80-20 Rule and Programming

alright!, this is my first post under the novaleaf’s blog (the introduction does not count)  so.. i gonna start with a veryyyy general topic one. it might be a bit boring but it’s worth reading because this might change your way of understanding things around you..!?

so let’s see… the 80-20 rule (Pareto principle) states that.. for many events, 80% of the effects comes from 20% of the causes…. well, what’s that suppose to mean?   if you don’t get it, then try to understand these examples, ”80% of the country’s wealth is owned by 20% of the population” another easier example might be.. “20 percent of the people do 80 percent of the work” .. how’s that ..? read the sentence again and think back to your workplace or school then you’ll see that somehow… it’s true. It’s hard to know exactly why this principle works, but it does work.

so how does this has anything to do with programming?? well,.. i’d say that 20 percent of our code will do 80 percent of the work! , this makes sence, right? that makes us realize that… 20 percent of the code need optimization, as it is the most critical to the overall performace of the application.

taking about optimization, the key to do the optimization is measurement!!, because… we’ll never know what needs to be optimized unless we measure, right? so measurement is very important during software development life-cycle. it would be bad if at the end of the cycle, we realize that the application is not performing well…

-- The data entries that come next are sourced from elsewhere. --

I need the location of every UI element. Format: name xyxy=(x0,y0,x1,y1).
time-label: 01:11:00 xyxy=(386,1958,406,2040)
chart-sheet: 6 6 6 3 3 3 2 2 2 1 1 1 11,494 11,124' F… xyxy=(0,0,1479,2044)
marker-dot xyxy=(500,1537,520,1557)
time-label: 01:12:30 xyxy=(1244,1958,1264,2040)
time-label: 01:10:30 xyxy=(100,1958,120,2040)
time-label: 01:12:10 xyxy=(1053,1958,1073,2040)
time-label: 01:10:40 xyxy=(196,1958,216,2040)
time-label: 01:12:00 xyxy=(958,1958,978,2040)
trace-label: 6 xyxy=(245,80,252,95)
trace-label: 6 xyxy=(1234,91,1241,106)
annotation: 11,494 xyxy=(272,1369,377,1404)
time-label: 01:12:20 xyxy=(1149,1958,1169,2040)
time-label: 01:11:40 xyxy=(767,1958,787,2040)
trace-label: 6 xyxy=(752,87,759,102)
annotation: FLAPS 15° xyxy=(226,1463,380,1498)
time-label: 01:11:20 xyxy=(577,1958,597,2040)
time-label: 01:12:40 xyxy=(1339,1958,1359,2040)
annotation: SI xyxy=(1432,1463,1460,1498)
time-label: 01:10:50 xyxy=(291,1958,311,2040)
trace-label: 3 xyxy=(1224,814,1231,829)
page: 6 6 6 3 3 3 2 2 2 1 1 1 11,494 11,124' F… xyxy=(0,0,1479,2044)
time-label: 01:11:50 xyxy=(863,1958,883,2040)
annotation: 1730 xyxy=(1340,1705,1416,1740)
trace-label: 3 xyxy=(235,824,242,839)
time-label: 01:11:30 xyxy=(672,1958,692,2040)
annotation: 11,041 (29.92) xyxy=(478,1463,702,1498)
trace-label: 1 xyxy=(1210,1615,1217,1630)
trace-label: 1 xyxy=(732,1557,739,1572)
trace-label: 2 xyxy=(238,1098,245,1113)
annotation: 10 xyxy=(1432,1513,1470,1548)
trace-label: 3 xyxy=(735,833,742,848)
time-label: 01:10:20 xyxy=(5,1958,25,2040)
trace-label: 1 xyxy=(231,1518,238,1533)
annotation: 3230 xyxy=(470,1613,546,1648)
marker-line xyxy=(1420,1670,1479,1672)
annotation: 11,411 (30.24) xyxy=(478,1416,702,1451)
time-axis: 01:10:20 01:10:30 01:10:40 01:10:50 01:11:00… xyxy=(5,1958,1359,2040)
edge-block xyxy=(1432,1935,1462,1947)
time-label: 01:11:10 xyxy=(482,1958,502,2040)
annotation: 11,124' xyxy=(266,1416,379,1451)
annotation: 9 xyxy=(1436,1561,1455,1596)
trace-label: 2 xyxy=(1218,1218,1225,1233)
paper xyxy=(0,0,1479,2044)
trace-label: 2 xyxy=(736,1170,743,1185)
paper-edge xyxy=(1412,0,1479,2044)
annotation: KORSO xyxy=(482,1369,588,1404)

however, we need to make sure that we don’t overdo the optimization, otherwise we’ll wasted our time and resources. for example, the is no reason to try to make a method to be superrrr fast if it’s only called once when the application starts or ends, or….., if we found some performancewise issue on some module but the overall performance of the system is acceptable, then.. we might only want to note it down and ignore it until we can make sure that it is the bottleneck of the performance, since there is no need to waste time optimizing the part of the code that’s not  the real cause of the whole problem.